A novel study of the population history of the extinct Passenger Pigeon suggests that the bird was not always as populous as it was in the 1800s, when it is believed 3-5 billion individuals roamed North American forests.
Researchers from Minnesota and Taiwan conducted the analysis using DNA extracted from the toe pads of three pigeon specimens and published their results in the Proceedings of the National Academy of Sciences.
About 500,000 years ago, write the researchers, the species likely numbered in the billions, but 21,000 years ago, when glaciers covered a chunk of North America, the population had fallen to perhaps a few million.
By 9,000 years ago, after the glaciers had receded, the pigeon had recovered, but annual variations in the production of acorns, a primary food source, led to vast swings in the bird’s population: For the last 6,000 years of its existence, numbers ranged from lows of 60 million-1.7 billion to highs of 6.7-8 billion.
The fluctuations resemble those of so-called outbreak species such as locusts or lemmings, the scientists say. The pigeon was able to withstand the ping-pong nature of its population only until it encountered European settlers and their descendants.
An article in our February 2014 issue describes how an unrelenting slaughter of pigeons in the late 1800s wiped out the species in a manner of decades. The last Passenger Pigeon died in captivity in a zoo 100 years ago, on September 1, 1914.
Read the article “Like Meteors from Heaven,” by Joel Greenberg.
See a timeline of the Passenger Pigeon’s extinction.
“We suggest that before human settlement, the Passenger Pigeon routinely recovered from population lows,” the scientists write. “We hypothesize that a downward trend in its population size occurred simultaneously with human exploitation in the late 1800s and that the combination of the two triggered its rapid extinction. Once below a minimum threshold population size, the conspicuous roosting and breeding behaviors of this bird could prevent its recovery.”
About the painting and the artist
Lewis Luman Cross (1864-1951) lived most of his life in the small western Michigan town of Spring Lake, south of Muskegon. Although he had only six months of formal art education, he produced 500-600 paintings during his lifetime. He painted scenes of wildlife, seascapes, hunting and fishing, and local historical events.
Cross is best known for his images of Passenger Pigeons. When the birds were still abundant, he shot one and mounted it; the specimen was the model for many of his paintings.

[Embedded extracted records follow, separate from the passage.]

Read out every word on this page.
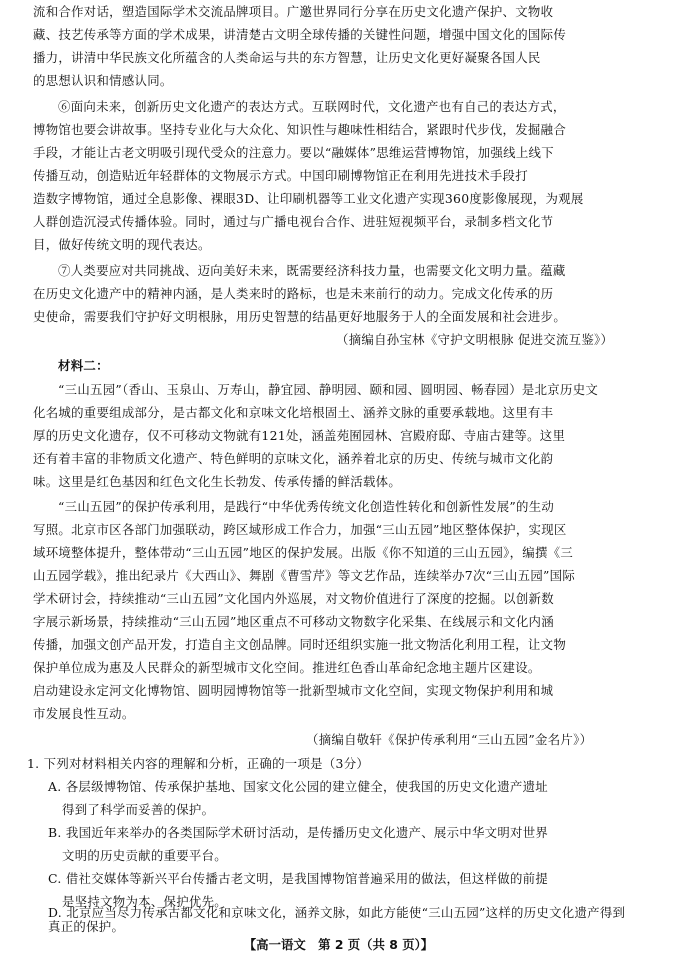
流和合作对话，塑造国际学术交流品牌项目。广邀世界同行分享在历史文化遗产保护、文物收
藏、技艺传承等方面的学术成果，讲清楚古文明全球传播的关键性问题，增强中国文化的国际传
播力，讲清中华民族文化所蕴含的人类命运与共的东方智慧，让历史文化更好凝聚各国人民
的思想认识和情感认同。
⑥面向未来，创新历史文化遗产的表达方式。互联网时代，文化遗产也有自己的表达方式，
博物馆也要会讲故事。坚持专业化与大众化、知识性与趣味性相结合，紧跟时代步伐，发掘融合
手段，才能让古老文明吸引现代受众的注意力。要以“融媒体”思维运营博物馆，加强线上线下
传播互动，创造贴近年轻群体的文物展示方式。中国印刷博物馆正在利用先进技术手段打
造数字博物馆，通过全息影像、裸眼3D、让印刷机器等工业文化遗产实现360度影像展现，为观展
人群创造沉浸式传播体验。同时，通过与广播电视台合作、进驻短视频平台，录制多档文化节
目，做好传统文明的现代表达。
⑦人类要应对共同挑战、迈向美好未来，既需要经济科技力量，也需要文化文明力量。蕴藏
在历史文化遗产中的精神内涵，是人类来时的路标，也是未来前行的动力。完成文化传承的历
史使命，需要我们守护好文明根脉，用历史智慧的结晶更好地服务于人的全面发展和社会进步。
（摘编自孙宝林《守护文明根脉 促进交流互鉴》）
材料二：
“三山五园”（香山、玉泉山、万寿山，静宜园、静明园、颐和园、圆明园、畅春园）是北京历史文
化名城的重要组成部分，是古都文化和京味文化培根固土、涵养文脉的重要承载地。这里有丰
厚的历史文化遗存，仅不可移动文物就有121处，涵盖苑囿园林、宫殿府邸、寺庙古建等。这里
还有着丰富的非物质文化遗产、特色鲜明的京味文化，涵养着北京的历史、传统与城市文化韵
味。这里是红色基因和红色文化生长勃发、传承传播的鲜活载体。
“三山五园”的保护传承利用，是践行“中华优秀传统文化创造性转化和创新性发展”的生动
写照。北京市区各部门加强联动，跨区域形成工作合力，加强“三山五园”地区整体保护，实现区
域环境整体提升，整体带动“三山五园”地区的保护发展。出版《你不知道的三山五园》，编撰《三
山五园学载》，推出纪录片《大西山》、舞剧《曹雪芹》等文艺作品，连续举办7次“三山五园”国际
学术研讨会，持续推动“三山五园”文化国内外巡展，对文物价值进行了深度的挖掘。以创新数
字展示新场景，持续推动“三山五园”地区重点不可移动文物数字化采集、在线展示和文化内涵
传播，加强文创产品开发，打造自主文创品牌。同时还组织实施一批文物活化利用工程，让文物
保护单位成为惠及人民群众的新型城市文化空间。推进红色香山革命纪念地主题片区建设。
启动建设永定河文化博物馆、圆明园博物馆等一批新型城市文化空间，实现文物保护利用和城
市发展良性互动。
（摘编自敬轩《保护传承利用“三山五园”金名片》）
1. 下列对材料相关内容的理解和分析，正确的一项是（3分）
A. 各层级博物馆、传承保护基地、国家文化公园的建立健全，使我国的历史文化遗产遗址
得到了科学而妥善的保护。
B. 我国近年来举办的各类国际学术研讨活动，是传播历史文化遗产、展示中华文明对世界
文明的历史贡献的重要平台。
C. 借社交媒体等新兴平台传播古老文明，是我国博物馆普遍采用的做法，但这样做的前提
是坚持文物为本、保护优先。
D. 北京应当尽力传承古都文化和京味文化，涵养文脉，如此方能使“三山五园”这样的历史文化遗产得到真正的保护。
【高一语文　第 2 页（共 8 页）】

He once said that in the 1870s, when a flock passed “the sun would be obscured for as long as an hour. At other times, when the sun was in the right position, a flock would appear as a perfect rainbow caused by (the birds’) iridescent coloring.”
Cross completed the painting above, Bird’s Eye View of Passenger Pigeons Nesting, in 1934. “The oil painting, executed in autumnal colors, depicts flocks of pigeons as they come to nest in the trees along the riverbank,” according to the Grand Rapids Art Museum. “Men, possibly hunters who helped to drive the birds to extinction, are seen prowling in the woods as more birds fly in formation overhead.”
The painting and one other by Cross, simply titled Passenger Pigeons, can be seen at the Grand Rapids Art Museum.